If you’re struggling with content, just know you are not alone. During an onstage interview at the 2014 MarketingSherpa Email Summit, Byron O’Dell said content takes much longer to build than technology for a multi-touch lead nurturing program.
And Byron is the senior director of demand management for Jane’s Defence at IHS. It’s a content company, and content creation was even hard for Byron.
“Don’t mistake having a marketing automation platform for having a process, because they’re two different things. A CRM system is just a box, and if you choose to fill it with your old processes, you’re going to get the old results. If you choose to fill it with new processes that are optimized for the buying behaviors, then you can expect to get different results,” he said.
“But if you’re missing content from the beginning, you can’t even start that process.”
By creating content to enable its audience to do jobs better, IHS increased its email clickthrough rate by 1,112 percent.
Idea No. 3: Test to Improve Your Product
Testing isn’t new. Savvy direct marketers have been testing direct mail long before the Internet. However, the Internet makes testing faster and cheaper. And perhaps nowhere is it easier to test than in email.
By testing its welcome email, CNET learned customers preferred shorter welcome emails, thus improving its email marketing “product.”
“If we’re going to take the time to run a special program, like these programs, we’re going to test them. If we can’t test them, we’re not going to run them,” said Diana Primeau, director of member services at CNET.

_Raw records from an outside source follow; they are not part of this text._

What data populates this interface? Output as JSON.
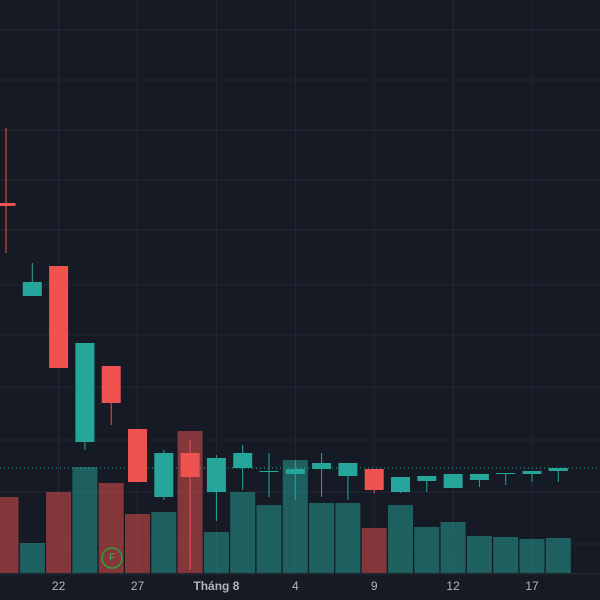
{
  "chart_data": {
    "type": "candlestick",
    "categories": [
      null,
      null,
      "22",
      null,
      null,
      "27",
      null,
      null,
      "Tháng 8",
      null,
      null,
      "4",
      null,
      null,
      "9",
      null,
      null,
      "12",
      null,
      null,
      "17",
      null
    ],
    "open": [
      397,
      304,
      334,
      158,
      234,
      171,
      103,
      147,
      108,
      132,
      128,
      126,
      131,
      124,
      131,
      108,
      119,
      112,
      120,
      127,
      126,
      129
    ],
    "high": [
      472,
      337,
      334,
      257,
      234,
      171,
      150,
      160,
      145,
      155,
      147,
      140,
      147,
      137,
      131,
      123,
      124,
      126,
      126,
      127,
      129,
      132
    ],
    "low": [
      347,
      304,
      232,
      150,
      175,
      118,
      100,
      30,
      79,
      110,
      103,
      100,
      103,
      100,
      107,
      107,
      108,
      112,
      113,
      115,
      118,
      118
    ],
    "close": [
      394,
      318,
      232,
      257,
      197,
      118,
      147,
      123,
      142,
      147,
      129,
      131,
      137,
      137,
      110,
      123,
      124,
      126,
      126,
      127,
      129,
      132
    ],
    "volume": [
      76,
      30,
      81,
      106,
      90,
      59,
      61,
      142,
      41,
      81,
      68,
      113,
      70,
      70,
      45,
      68,
      46,
      51,
      37,
      36,
      34,
      35
    ],
    "up_color": "#26a69a",
    "down_color": "#ef5350",
    "marker_label": "F"
  }
}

Testing led to a 26 percent average clickthrough rate increase for CNET’s welcome and nurturing program.
And because you can test more easily with email, you should not just be running random tests. Your tests should be sequenced to build up a better customer theory to help create a better email marketing product.
What Is Your Product?
Email marketing doesn’t need to be synonymous with junk mail; by treating your email marketing as a product and putting the customers’ needs first, it can be highly valued content that helps consumers find what they are seeking.